Por tanto, el motivo y el recurso deben acogerse, la Sentencia revocarse y la demanda desestimarse.

Fallo

Que debemos estimar y estimamos el recurso de suplicación, interpuesto por Consejería De Presidencia y Justicia contra la sentencia del Juzgado de lo Social de referencia de fecha 4/06/09 , en virtud de demanda interpuesta por Rafaela contra INSTITUTO INSULAR DE ATENCIÓN SOCIAL Y SOCIOSANITARIA y Consejería De Presidencia y Justicia en reclamación de DERECHOS y en consecuencia debemos revocar y revocamos la Sentencia de instancia, desestimando la demanda .

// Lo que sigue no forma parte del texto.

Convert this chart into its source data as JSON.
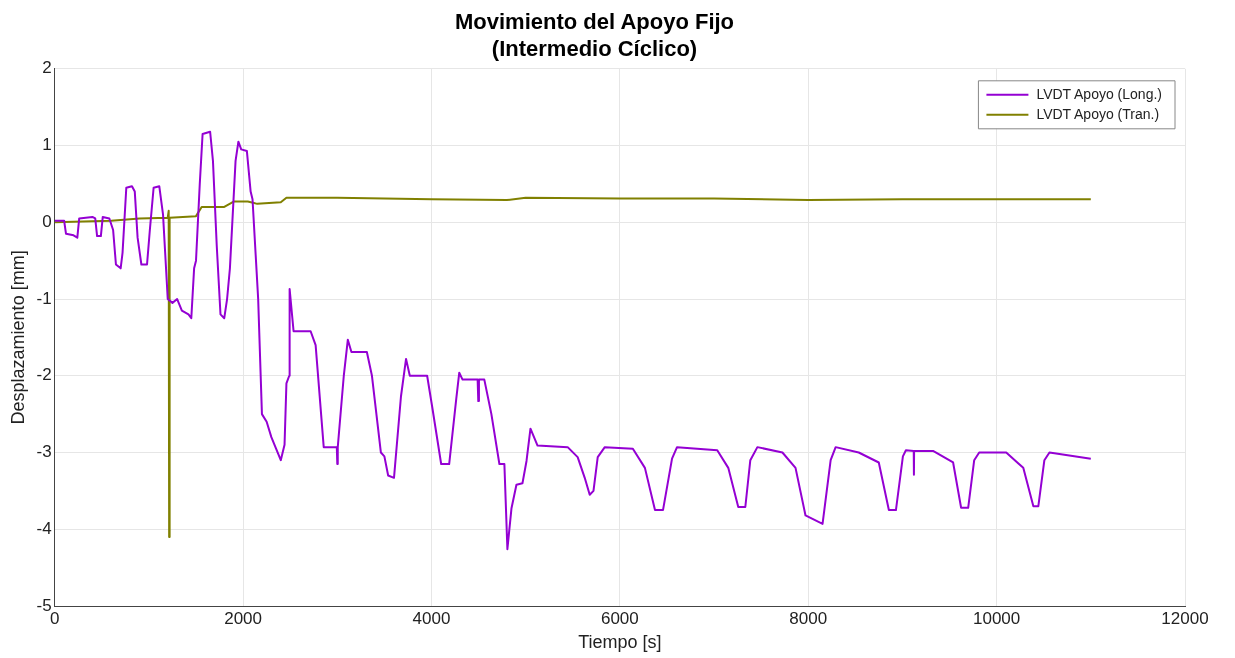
{
  "chart_data": {
    "type": "line",
    "title": "Movimiento del Apoyo Fijo\n(Intermedio Cíclico)",
    "xlabel": "Tiempo [s]",
    "ylabel": "Desplazamiento [mm]",
    "xlim": [
      0,
      12000
    ],
    "xticks": [
      0,
      2000,
      4000,
      6000,
      8000,
      10000,
      12000
    ],
    "ylim": [
      -5,
      2
    ],
    "yticks": [
      -5,
      -4,
      -3,
      -2,
      -1,
      0,
      1,
      2
    ],
    "grid": true,
    "legend": "top right",
    "marker": "none",
    "series": [
      {
        "name": "LVDT Apoyo (Long.)",
        "color": "#9400d3",
        "x": [
          0,
          100,
          120,
          200,
          240,
          260,
          400,
          430,
          450,
          490,
          510,
          580,
          620,
          650,
          700,
          720,
          760,
          820,
          850,
          880,
          920,
          980,
          1010,
          1050,
          1110,
          1150,
          1200,
          1250,
          1300,
          1350,
          1420,
          1450,
          1480,
          1500,
          1540,
          1570,
          1650,
          1680,
          1720,
          1760,
          1800,
          1830,
          1860,
          1920,
          1950,
          1980,
          2040,
          2080,
          2100,
          2160,
          2200,
          2250,
          2300,
          2350,
          2400,
          2440,
          2460,
          2490,
          2494,
          2536,
          2717,
          2770,
          2856,
          2995,
          3000,
          3005,
          3069,
          3112,
          3150,
          3314,
          3368,
          3463,
          3500,
          3540,
          3602,
          3676,
          3730,
          3770,
          3954,
          4007,
          4103,
          4188,
          4263,
          4295,
          4330,
          4490,
          4497,
          4504,
          4561,
          4636,
          4721,
          4774,
          4806,
          4849,
          4902,
          4966,
          5009,
          5051,
          5126,
          5446,
          5552,
          5627,
          5680,
          5720,
          5765,
          5840,
          6138,
          6266,
          6373,
          6458,
          6554,
          6607,
          7034,
          7151,
          7257,
          7332,
          7385,
          7460,
          7726,
          7865,
          7971,
          8152,
          8238,
          8291,
          8536,
          8749,
          8856,
          8931,
          9005,
          9037,
          9120,
          9122,
          9124,
          9325,
          9538,
          9623,
          9698,
          9762,
          9815,
          10102,
          10283,
          10390,
          10443,
          10507,
          10561,
          11000
        ],
        "values": [
          0.02,
          0.02,
          -0.15,
          -0.17,
          -0.2,
          0.05,
          0.07,
          0.05,
          -0.18,
          -0.18,
          0.07,
          0.05,
          -0.1,
          -0.55,
          -0.6,
          -0.4,
          0.45,
          0.47,
          0.4,
          -0.2,
          -0.55,
          -0.55,
          -0.1,
          0.45,
          0.47,
          0.1,
          -1.0,
          -1.05,
          -1.0,
          -1.15,
          -1.2,
          -1.25,
          -0.6,
          -0.5,
          0.5,
          1.15,
          1.18,
          0.8,
          -0.3,
          -1.2,
          -1.25,
          -1.0,
          -0.6,
          0.8,
          1.05,
          0.95,
          0.93,
          0.4,
          0.3,
          -1.0,
          -2.5,
          -2.6,
          -2.8,
          -2.95,
          -3.1,
          -2.9,
          -2.1,
          -2.0,
          -0.87,
          -1.42,
          -1.42,
          -1.6,
          -2.93,
          -2.93,
          -3.15,
          -2.93,
          -2.0,
          -1.53,
          -1.69,
          -1.69,
          -2.0,
          -3.0,
          -3.05,
          -3.3,
          -3.33,
          -2.27,
          -1.78,
          -2.0,
          -2.0,
          -2.4,
          -3.15,
          -3.15,
          -2.3,
          -1.96,
          -2.05,
          -2.05,
          -2.33,
          -2.05,
          -2.05,
          -2.5,
          -3.15,
          -3.15,
          -4.26,
          -3.73,
          -3.42,
          -3.4,
          -3.11,
          -2.69,
          -2.91,
          -2.93,
          -3.06,
          -3.33,
          -3.55,
          -3.5,
          -3.06,
          -2.93,
          -2.95,
          -3.2,
          -3.75,
          -3.75,
          -3.08,
          -2.93,
          -2.97,
          -3.2,
          -3.71,
          -3.71,
          -3.1,
          -2.93,
          -3.0,
          -3.2,
          -3.82,
          -3.93,
          -3.1,
          -2.93,
          -3.0,
          -3.13,
          -3.75,
          -3.75,
          -3.05,
          -2.97,
          -2.98,
          -3.29,
          -2.98,
          -2.98,
          -3.13,
          -3.72,
          -3.72,
          -3.1,
          -3.0,
          -3.0,
          -3.2,
          -3.7,
          -3.7,
          -3.1,
          -3.0,
          -3.08
        ]
      },
      {
        "name": "LVDT Apoyo (Tran.)",
        "color": "#808000",
        "x": [
          0,
          300,
          600,
          900,
          1200,
          1210,
          1215,
          1220,
          1500,
          1560,
          1800,
          1900,
          2050,
          2150,
          2400,
          2460,
          3000,
          4000,
          4800,
          5000,
          6000,
          7000,
          8000,
          9000,
          10000,
          11000
        ],
        "values": [
          0.0,
          0.01,
          0.02,
          0.05,
          0.06,
          0.15,
          -4.1,
          0.06,
          0.08,
          0.2,
          0.2,
          0.27,
          0.27,
          0.24,
          0.26,
          0.32,
          0.32,
          0.3,
          0.29,
          0.32,
          0.31,
          0.31,
          0.29,
          0.3,
          0.3,
          0.3
        ]
      }
    ]
  }
}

Devuélvanse los autos originales al JDO. DE LO SOCIAL N. 1 de SANTA CRUZ DE TENERIFE , con testimonio de la presente una vez notificada y firme a las partes y con advertencia a las mismas de que contra la presente Resolución podrá interponer sólo Recurso de Casación para Unificación de Doctrina, que se preparará por escrito ante esta Sala de lo Social dentro de los DIEZ DIAS siguientes a la notificación de la sentencia de acuerdo con lo dispuesto en los artículos 219, 227 y 228 de la Ley Procesal Laboral, advirtiéndose, en relación con los dos últimos preceptos citados, que el depósito de los 300 euros, así como el importe de la condena, deberá efectuarse por todo recurrente que no tenga la condición de trabajador o causahabiente suyo o beneficiario del régimen público de la Seguridad Social y no goce del beneficio de justicia gratuita, ante esta Sala al tiempo de preparar el recurso, presentando resguardo acreditativo de haberse efectuado en la c/c nº 3777 que esta Sala tiene abierta en el Banco Español de Crédito, Oficina 1101, de la calle Villalba Hervás, 12, 38002 de Sta. Cruz de Tenerife, haciendo constar el código nº 66 (Recursos de Casación Laboral ) y a continuación número y año del rollo de suplicación, pudiéndose sustituir dicha consignación en metálico por el aseguramiento mediante aval bancario en el que se hará constar la responsabilidad solidaria del avalista.

Así por esta nuestra Sentencia, la pronunciamos, mandamos y firmamos.

PUBLICACIÓN.- Leída y publicada la anterior Sentencia, por el Iltmo/a. Sr/a Magistrado/a Ponente, que la suscribe en el Sala de Audiencia de este Tribunal. Se envía testimonio a la Fiscalía, en unión del correspondiente oficio de remisión, librándose otro para su unión al rollo de su razón, incorporándose el original al Libro de Sentencias, conforme previene el art. 266 de la L.O.P.J. Doy fe.